Dropbox is definitely a case where a single person's vision was required to create a revolutionary product. Judging by the comments, leaving it to HNers as a group would have just resulted in a faster usb drive.
"For a Linux user, you can already build such a system yourself quite trivially by getting an FTP account, mounting it locally with curlftpfs, and then using SVN or CVS on the mounted filesystem. "
Actually the thing that's infuriating about Netflix and many of its competitors is the weak or no support for deep linking to content. We don't need channels to curate content if bloggers, etc. can do it themselves.
I think the technology and its usability wasn't the problem.
The problem was, nobody thought people would be so crazy and store their stuff on the other side of the planet (performance) on the servers of complete strangers (security).

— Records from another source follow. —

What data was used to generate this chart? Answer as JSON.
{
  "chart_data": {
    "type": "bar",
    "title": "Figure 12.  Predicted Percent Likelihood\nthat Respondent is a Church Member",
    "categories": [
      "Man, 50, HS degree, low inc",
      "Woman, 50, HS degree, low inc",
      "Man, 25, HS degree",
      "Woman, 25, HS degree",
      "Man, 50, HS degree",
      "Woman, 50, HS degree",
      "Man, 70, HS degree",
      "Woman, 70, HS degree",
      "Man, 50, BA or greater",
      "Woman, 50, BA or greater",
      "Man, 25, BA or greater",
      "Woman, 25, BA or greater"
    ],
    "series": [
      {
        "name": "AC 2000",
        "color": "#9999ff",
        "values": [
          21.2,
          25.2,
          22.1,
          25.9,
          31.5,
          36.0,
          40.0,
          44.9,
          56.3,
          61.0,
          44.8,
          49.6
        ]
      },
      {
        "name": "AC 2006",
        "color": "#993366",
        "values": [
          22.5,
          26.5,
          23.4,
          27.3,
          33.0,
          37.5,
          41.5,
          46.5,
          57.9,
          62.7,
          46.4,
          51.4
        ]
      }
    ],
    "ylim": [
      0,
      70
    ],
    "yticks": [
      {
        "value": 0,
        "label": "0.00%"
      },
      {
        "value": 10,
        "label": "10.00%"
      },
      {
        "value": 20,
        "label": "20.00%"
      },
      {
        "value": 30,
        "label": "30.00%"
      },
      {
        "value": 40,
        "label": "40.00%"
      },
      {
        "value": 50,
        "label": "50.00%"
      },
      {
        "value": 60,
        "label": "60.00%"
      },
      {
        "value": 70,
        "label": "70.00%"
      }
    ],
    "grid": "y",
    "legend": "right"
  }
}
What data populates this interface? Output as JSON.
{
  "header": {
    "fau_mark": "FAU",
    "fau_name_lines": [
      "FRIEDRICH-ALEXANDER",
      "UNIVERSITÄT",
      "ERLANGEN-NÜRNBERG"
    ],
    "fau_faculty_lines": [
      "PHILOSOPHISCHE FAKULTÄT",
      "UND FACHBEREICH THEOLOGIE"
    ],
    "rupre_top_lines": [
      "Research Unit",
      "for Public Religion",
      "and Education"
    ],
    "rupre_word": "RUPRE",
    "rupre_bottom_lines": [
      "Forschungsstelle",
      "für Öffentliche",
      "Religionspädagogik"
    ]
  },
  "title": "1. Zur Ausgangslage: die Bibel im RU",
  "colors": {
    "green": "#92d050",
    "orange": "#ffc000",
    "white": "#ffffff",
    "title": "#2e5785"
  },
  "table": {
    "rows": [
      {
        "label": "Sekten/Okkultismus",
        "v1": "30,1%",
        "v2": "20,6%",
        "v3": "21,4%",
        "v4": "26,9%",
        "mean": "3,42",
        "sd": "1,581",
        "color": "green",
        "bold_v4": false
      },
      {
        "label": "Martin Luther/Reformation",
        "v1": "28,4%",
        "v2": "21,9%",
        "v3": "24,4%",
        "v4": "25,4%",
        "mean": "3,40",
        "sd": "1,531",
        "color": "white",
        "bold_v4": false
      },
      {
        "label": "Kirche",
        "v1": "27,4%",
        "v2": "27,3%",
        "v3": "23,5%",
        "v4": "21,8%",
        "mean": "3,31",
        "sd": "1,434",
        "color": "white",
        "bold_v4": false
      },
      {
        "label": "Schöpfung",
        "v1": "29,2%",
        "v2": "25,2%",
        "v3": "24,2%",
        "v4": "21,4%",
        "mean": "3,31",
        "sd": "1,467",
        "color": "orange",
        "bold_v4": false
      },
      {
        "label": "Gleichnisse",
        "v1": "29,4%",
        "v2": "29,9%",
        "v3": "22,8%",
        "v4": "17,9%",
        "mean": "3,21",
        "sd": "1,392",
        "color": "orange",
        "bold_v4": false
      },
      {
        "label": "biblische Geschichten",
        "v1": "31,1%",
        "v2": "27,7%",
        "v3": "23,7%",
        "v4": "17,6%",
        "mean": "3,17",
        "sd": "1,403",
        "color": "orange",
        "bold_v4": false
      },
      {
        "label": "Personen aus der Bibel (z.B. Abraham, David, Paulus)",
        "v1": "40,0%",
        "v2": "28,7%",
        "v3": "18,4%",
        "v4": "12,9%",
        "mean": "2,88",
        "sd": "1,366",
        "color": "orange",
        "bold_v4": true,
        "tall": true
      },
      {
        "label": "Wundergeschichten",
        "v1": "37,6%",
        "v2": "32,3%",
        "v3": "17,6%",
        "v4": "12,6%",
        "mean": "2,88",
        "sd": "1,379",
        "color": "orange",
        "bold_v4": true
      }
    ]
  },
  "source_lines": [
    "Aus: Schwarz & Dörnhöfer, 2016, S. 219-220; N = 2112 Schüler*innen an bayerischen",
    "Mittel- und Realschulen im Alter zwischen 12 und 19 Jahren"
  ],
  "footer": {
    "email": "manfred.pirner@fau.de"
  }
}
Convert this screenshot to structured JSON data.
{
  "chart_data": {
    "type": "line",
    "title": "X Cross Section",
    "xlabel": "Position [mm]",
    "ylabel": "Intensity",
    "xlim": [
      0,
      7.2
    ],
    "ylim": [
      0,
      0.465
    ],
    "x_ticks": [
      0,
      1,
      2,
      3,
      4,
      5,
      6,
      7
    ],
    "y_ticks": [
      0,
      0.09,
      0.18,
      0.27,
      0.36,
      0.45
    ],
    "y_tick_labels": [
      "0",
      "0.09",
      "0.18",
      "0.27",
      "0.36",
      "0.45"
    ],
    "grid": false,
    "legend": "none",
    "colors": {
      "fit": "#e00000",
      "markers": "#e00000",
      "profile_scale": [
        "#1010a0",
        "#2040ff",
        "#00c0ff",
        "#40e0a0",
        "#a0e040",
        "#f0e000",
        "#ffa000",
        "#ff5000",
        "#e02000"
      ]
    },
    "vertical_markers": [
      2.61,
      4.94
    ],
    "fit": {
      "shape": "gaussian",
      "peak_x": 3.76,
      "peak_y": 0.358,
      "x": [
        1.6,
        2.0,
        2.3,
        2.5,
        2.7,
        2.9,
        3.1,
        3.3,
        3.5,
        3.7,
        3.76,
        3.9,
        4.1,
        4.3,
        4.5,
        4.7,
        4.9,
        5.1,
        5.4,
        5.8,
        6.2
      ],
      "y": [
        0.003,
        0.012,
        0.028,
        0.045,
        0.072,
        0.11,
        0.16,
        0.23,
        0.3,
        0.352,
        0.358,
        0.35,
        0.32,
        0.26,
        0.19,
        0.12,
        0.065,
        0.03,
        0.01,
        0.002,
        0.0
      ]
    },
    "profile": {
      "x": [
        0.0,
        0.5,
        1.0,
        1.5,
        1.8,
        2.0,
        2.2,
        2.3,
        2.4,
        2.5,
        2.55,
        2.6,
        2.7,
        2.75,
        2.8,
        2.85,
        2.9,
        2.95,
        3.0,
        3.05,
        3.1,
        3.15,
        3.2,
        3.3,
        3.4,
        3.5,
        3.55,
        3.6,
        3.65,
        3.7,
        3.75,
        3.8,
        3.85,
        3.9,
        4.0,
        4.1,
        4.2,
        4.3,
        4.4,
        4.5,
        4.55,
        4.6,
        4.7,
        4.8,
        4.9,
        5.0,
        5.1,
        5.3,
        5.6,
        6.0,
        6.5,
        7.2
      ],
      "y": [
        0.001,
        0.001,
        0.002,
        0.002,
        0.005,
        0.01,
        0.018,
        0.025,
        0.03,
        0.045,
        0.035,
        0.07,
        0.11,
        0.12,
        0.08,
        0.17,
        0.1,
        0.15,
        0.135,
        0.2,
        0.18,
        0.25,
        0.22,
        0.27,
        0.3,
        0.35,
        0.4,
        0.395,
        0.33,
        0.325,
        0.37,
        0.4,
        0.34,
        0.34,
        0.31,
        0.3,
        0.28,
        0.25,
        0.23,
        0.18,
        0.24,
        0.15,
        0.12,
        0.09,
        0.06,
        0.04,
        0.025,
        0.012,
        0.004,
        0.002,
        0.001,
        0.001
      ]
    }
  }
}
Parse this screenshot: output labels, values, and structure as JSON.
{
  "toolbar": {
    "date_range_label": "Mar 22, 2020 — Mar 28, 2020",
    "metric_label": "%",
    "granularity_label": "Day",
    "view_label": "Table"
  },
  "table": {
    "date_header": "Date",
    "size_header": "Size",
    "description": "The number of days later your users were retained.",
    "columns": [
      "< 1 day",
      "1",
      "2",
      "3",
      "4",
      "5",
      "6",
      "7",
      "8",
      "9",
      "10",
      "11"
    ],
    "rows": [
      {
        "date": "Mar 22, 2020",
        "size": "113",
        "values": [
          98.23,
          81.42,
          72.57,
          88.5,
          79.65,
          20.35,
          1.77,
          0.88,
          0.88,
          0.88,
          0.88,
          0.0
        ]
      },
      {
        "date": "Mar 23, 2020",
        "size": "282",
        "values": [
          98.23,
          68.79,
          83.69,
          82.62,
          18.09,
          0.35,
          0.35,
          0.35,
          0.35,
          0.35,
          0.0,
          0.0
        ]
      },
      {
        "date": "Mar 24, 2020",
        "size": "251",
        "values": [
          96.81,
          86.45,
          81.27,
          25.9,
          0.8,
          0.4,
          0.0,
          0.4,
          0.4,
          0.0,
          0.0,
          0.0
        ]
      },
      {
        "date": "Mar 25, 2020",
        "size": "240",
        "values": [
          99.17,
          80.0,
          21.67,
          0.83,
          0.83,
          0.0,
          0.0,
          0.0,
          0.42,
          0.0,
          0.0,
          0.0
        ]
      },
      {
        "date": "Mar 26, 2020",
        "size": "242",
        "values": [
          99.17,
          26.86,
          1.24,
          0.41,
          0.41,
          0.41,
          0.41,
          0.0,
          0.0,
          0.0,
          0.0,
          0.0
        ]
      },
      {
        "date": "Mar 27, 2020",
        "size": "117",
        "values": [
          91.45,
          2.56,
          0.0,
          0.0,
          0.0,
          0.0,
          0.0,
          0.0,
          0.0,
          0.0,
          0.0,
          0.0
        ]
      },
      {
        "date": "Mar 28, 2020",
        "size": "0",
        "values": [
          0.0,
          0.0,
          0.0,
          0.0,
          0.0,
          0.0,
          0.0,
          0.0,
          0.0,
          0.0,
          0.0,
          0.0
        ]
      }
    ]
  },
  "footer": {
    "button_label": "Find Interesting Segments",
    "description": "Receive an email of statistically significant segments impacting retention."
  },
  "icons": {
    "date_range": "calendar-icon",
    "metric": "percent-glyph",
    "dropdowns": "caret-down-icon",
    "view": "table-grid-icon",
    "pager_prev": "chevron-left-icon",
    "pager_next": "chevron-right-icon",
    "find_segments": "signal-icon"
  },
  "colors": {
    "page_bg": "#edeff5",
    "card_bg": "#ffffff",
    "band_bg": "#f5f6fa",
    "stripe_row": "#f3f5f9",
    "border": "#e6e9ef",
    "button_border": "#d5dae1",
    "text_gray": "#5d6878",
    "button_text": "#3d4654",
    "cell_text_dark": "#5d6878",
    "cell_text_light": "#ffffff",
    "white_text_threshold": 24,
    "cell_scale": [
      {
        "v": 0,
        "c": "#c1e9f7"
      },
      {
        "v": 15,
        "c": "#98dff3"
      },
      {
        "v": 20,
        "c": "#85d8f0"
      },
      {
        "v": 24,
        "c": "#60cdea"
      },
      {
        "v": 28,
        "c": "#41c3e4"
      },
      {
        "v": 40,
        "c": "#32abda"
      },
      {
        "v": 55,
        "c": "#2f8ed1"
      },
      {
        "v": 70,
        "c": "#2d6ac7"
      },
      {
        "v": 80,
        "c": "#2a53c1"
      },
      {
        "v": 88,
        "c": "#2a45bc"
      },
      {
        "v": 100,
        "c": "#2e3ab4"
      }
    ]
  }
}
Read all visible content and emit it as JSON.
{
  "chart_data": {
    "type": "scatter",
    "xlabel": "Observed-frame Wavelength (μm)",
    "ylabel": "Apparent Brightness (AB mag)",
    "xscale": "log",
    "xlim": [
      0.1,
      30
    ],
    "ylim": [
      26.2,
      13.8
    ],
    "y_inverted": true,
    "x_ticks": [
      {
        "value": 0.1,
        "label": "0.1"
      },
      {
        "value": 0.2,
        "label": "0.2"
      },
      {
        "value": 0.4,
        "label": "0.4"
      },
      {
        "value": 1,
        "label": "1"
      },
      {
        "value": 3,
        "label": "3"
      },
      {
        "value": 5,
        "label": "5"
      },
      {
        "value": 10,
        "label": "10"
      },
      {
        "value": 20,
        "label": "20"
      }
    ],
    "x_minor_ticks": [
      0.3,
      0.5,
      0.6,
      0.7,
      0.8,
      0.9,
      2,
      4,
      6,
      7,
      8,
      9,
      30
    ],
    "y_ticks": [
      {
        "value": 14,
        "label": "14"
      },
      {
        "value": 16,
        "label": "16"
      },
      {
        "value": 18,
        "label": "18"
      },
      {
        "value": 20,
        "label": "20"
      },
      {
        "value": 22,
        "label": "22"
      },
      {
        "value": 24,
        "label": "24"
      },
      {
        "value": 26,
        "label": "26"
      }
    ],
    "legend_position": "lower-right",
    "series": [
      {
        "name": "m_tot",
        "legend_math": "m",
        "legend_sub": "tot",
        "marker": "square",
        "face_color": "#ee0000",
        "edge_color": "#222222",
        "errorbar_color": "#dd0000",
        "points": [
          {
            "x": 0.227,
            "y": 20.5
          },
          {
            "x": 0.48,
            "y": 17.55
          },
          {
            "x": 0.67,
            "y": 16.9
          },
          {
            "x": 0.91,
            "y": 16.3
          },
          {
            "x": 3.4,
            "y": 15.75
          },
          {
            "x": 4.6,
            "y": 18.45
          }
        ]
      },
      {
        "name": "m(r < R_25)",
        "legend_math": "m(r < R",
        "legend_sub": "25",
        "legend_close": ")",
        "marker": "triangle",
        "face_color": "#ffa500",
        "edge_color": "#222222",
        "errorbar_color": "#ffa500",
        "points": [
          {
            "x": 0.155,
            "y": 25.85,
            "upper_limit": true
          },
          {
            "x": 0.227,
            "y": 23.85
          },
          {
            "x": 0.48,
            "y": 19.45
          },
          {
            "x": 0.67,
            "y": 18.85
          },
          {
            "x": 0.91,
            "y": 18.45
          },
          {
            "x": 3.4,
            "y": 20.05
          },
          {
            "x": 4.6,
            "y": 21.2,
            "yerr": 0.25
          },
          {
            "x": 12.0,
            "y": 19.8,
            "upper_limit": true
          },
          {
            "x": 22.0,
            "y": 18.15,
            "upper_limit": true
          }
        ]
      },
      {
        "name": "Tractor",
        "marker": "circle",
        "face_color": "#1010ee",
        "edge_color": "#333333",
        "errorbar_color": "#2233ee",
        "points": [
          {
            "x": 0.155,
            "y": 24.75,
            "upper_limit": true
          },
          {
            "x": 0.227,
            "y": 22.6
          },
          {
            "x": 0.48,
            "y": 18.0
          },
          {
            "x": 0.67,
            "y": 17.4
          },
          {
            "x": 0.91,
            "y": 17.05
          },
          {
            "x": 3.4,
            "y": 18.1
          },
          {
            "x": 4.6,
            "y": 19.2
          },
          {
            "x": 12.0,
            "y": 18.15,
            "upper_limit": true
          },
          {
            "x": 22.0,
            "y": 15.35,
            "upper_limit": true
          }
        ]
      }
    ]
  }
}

Dropbox doesn't really suffer from the first problem since you keep a local copy of everything and people have been trusting complete strangers with their email and bank account details since forever.
I almost choked on my lunch laughing after re-reading that. I remember reading the original thread and actually agreeing with him, without the slightest chuckle. Im amazed at how most people still find it hard to find pictures in their filesystems on their pcs. But think about it, how many people carry .jpg, .jpeg, .png etc file associations in their heads? Hilarious.
> Dropbox is definitely a case where a single person's vision was required to create a revolutionary product.
In the case of Dropbox, I think the main factor was (and this is the exception rather than the regular case) the perfect technical execution, not the vision.
I think a far more insidious fact is that Dropbox fills in a gap left wide open by incompetent OS developers. Its the 21st Century - the OS should be providing such features inherently, without requiring a third party involvement. Maybe HN'ers, at that time, were somehow conscious of this fact, and thus declined to 'see the revolution' that was headed their way. Either way, since there was no other option, Dropbox was "revolutionary" enough to have gained a following.
Dropbox support several OSes though, which is still better than any one OS providing a similar capability natively. In general, the OS should just do what it NEEDS to do, and let applications fill out the rest.
The fact that there are multiple OS's out there means there is a battle going on. Dropbox serves a need that should be being defined by co-existing OS participants. But we see this everywhere in the Application space, so your point is valid, there is just an OS border, and an App border. I think what I'm trying to say is that border moves around a bit, and I'm cranky about that.
Apple has started to do that with iCloud [0] and to a lesser extent, AirDrop [1]. But aside from Apple hardware, iCloud only supports Windows laptops and desktops — no official Linux, Android, or Blackberry support.